There are two good stories in the Primary Sources section of this month’s Atlantic (subscription required). The first is a summary of a recent Pew survey that indicates

most knowledgeable Americans were those who got their news from the Web sites of major papers and those who watched programs like The Colbert Report or The Daily Show; they correctly answered 54 percent of the questions about current affairs, while regular viewers of local TV news and network morning shows got only about 35 percent right….

And while it’s hard to know which sources provide the best information, the report notes that well-informed people gather their news from an average of 7.0 sources—more than the average of 4.6.

The second is about being knowledgeable about the “enemy”. To understand any adversary you need to get inside their head. This is true for sports, business, and war (which are all related concepts sharing a common vocabulary of course). In a story about detecting lying, a behavior frequently accompanying by tells, those who worked with the subject culture, in this case kids, scored higher than those who did not.

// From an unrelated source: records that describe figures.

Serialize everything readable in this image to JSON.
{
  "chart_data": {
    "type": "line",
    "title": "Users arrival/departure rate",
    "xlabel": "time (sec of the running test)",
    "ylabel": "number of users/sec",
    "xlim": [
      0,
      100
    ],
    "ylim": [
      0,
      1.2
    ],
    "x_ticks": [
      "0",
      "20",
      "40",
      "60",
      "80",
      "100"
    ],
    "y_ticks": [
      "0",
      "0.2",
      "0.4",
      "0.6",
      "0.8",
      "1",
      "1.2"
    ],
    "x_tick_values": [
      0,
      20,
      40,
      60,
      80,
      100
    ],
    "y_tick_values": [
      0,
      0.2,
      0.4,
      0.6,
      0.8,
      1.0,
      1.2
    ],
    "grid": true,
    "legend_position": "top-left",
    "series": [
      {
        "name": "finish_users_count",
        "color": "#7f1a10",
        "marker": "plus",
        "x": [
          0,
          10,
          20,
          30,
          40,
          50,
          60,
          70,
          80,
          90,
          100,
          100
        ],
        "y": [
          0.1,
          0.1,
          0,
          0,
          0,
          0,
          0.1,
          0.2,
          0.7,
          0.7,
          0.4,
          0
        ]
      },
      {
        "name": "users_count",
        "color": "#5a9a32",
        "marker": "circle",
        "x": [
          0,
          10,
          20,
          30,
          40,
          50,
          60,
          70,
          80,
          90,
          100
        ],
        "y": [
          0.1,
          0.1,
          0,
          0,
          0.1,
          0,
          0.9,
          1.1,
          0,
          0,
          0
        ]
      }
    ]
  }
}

The researchers selected a group of preschoolers and left each of them seated alone in a room, asking them not to peek at a toy that was behind them, out of their view. The researchers videotaped their actions, then asked each child, “Did you peek?” The responses were shown to 64 adults selected from summer courses at Rutgers University, who were asked to determine whether each child was telling the truth. The adults’ scores varied widely—they were right 12 percent to 84 percent of the time—but their average score was just 41 percent; chance alone would have given them 50 percent. (Most adults, including parents, erred on the side of suspicion, believing some children were lying when they were being honest.) But one group of adults—those who work with children professionally, including teachers and child psychologists—routinely outperformed the rest of the sample. More than a third of the professionals detected the liars at least 60 percent of the time; only one nonprofessional was able to match that rate.